Arbeitsrecht: „Kann mir der Arbeitgeber fristlos kündigen, wenn ich ihn wegen Verletzung der Quarantänebestimmungen anzeige?“

Die richtige juristische Antwort lautet: Kommt darauf an!

Grundsätzlich wird das Arbeitsverhältnis von wechselseitiger Rücksichtnahme geprägt. Auch der Arbeitnehmer ist zur Rücksichtnahme verpflichtet.

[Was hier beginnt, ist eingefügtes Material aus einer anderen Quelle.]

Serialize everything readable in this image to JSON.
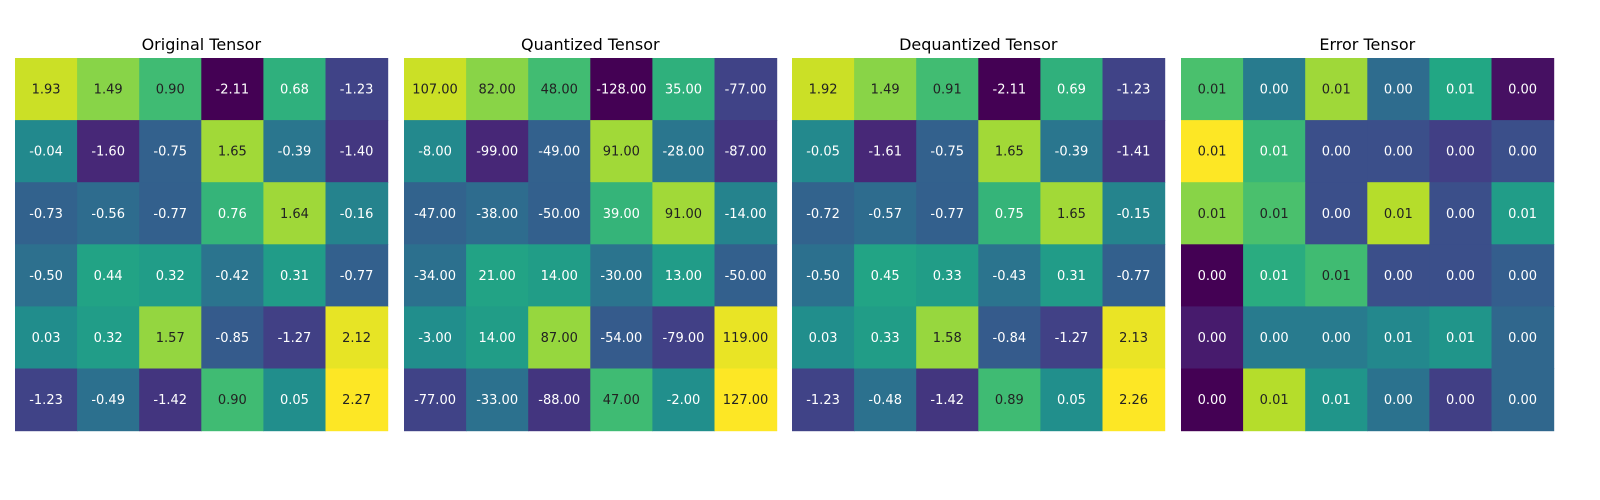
{
  "chart_data": [
    {
      "type": "heatmap",
      "title": "Original Tensor",
      "colormap": "viridis",
      "values": [
        [
          1.93,
          1.49,
          0.9,
          -2.11,
          0.68,
          -1.23
        ],
        [
          -0.04,
          -1.6,
          -0.75,
          1.65,
          -0.39,
          -1.4
        ],
        [
          -0.73,
          -0.56,
          -0.77,
          0.76,
          1.64,
          -0.16
        ],
        [
          -0.5,
          0.44,
          0.32,
          -0.42,
          0.31,
          -0.77
        ],
        [
          0.03,
          0.32,
          1.57,
          -0.85,
          -1.27,
          2.12
        ],
        [
          -1.23,
          -0.49,
          -1.42,
          0.9,
          0.05,
          2.27
        ]
      ]
    },
    {
      "type": "heatmap",
      "title": "Quantized Tensor",
      "colormap": "viridis",
      "values": [
        [
          107.0,
          82.0,
          48.0,
          -128.0,
          35.0,
          -77.0
        ],
        [
          -8.0,
          -99.0,
          -49.0,
          91.0,
          -28.0,
          -87.0
        ],
        [
          -47.0,
          -38.0,
          -50.0,
          39.0,
          91.0,
          -14.0
        ],
        [
          -34.0,
          21.0,
          14.0,
          -30.0,
          13.0,
          -50.0
        ],
        [
          -3.0,
          14.0,
          87.0,
          -54.0,
          -79.0,
          119.0
        ],
        [
          -77.0,
          -33.0,
          -88.0,
          47.0,
          -2.0,
          127.0
        ]
      ]
    },
    {
      "type": "heatmap",
      "title": "Dequantized Tensor",
      "colormap": "viridis",
      "values": [
        [
          1.92,
          1.49,
          0.91,
          -2.11,
          0.69,
          -1.23
        ],
        [
          -0.05,
          -1.61,
          -0.75,
          1.65,
          -0.39,
          -1.41
        ],
        [
          -0.72,
          -0.57,
          -0.77,
          0.75,
          1.65,
          -0.15
        ],
        [
          -0.5,
          0.45,
          0.33,
          -0.43,
          0.31,
          -0.77
        ],
        [
          0.03,
          0.33,
          1.58,
          -0.84,
          -1.27,
          2.13
        ],
        [
          -1.23,
          -0.48,
          -1.42,
          0.89,
          0.05,
          2.26
        ]
      ]
    },
    {
      "type": "heatmap",
      "title": "Error Tensor",
      "colormap": "viridis",
      "values": [
        [
          0.01,
          0.0,
          0.01,
          0.0,
          0.01,
          0.0
        ],
        [
          0.01,
          0.01,
          0.0,
          0.0,
          0.0,
          0.0
        ],
        [
          0.01,
          0.01,
          0.0,
          0.01,
          0.0,
          0.01
        ],
        [
          0.0,
          0.01,
          0.01,
          0.0,
          0.0,
          0.0
        ],
        [
          0.0,
          0.0,
          0.0,
          0.01,
          0.01,
          0.0
        ],
        [
          0.0,
          0.01,
          0.01,
          0.0,
          0.0,
          0.0
        ]
      ],
      "color_values": [
        [
          0.0072,
          0.0045,
          0.0085,
          0.004,
          0.0062,
          0.0012
        ],
        [
          0.0098,
          0.0068,
          0.003,
          0.003,
          0.0025,
          0.003
        ],
        [
          0.0082,
          0.0072,
          0.003,
          0.0088,
          0.003,
          0.0058
        ],
        [
          0.0008,
          0.0064,
          0.007,
          0.003,
          0.003,
          0.0035
        ],
        [
          0.0015,
          0.0045,
          0.0045,
          0.005,
          0.0055,
          0.0038
        ],
        [
          0.0008,
          0.0088,
          0.0055,
          0.0042,
          0.0025,
          0.0038
        ]
      ]
    }
  ]
}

Hieraus leitet die Rechtsprechung ab, dass eine Anzeige gegen den Arbeitgeber eine verhältnismäßige Reaktion des Arbeitnehmers darstellen muss. Eine unverhältnismäßige Reaktion wird etwa angenommen, wenn die Motivation zur Anzeige lediglich darin liegt, den Arbeitgeber zu schädigen.

Ferner ist es unverhältnismäßig, Missstände nicht zunächst innerbetrieblich anzusprechen, sondern sofort eine externe Anzeige zu erstatten. Demgegenüber soll ein innerbetriebliches Vorgehen entfallen, wenn dieses unzumutbar ist, weil systematisch Missstände begangen werden.

Bei einem Fall vor dem Arbeitsgericht Dessau-Roßlau (Urt. 12.08.2020, 1 Ca 65/20) hatte ein Arbeitnehmer den Geschäftsführer und den Meister wegen Verstoß gegen coronabedingte Ausgangs- und Kontaktbeschränkungen angezeigt, nachdem er innerbetrieblich auf die Missstände erfolglos hingewiesen hat. Er wurde daraufhin fristlos entlassen. Das Arbeitsgericht hat festgestellt, dass die Kündigung unwirksam sei, da die Anzeige eine verhältnismäßige Reaktion des Arbeitnehmers darstelle.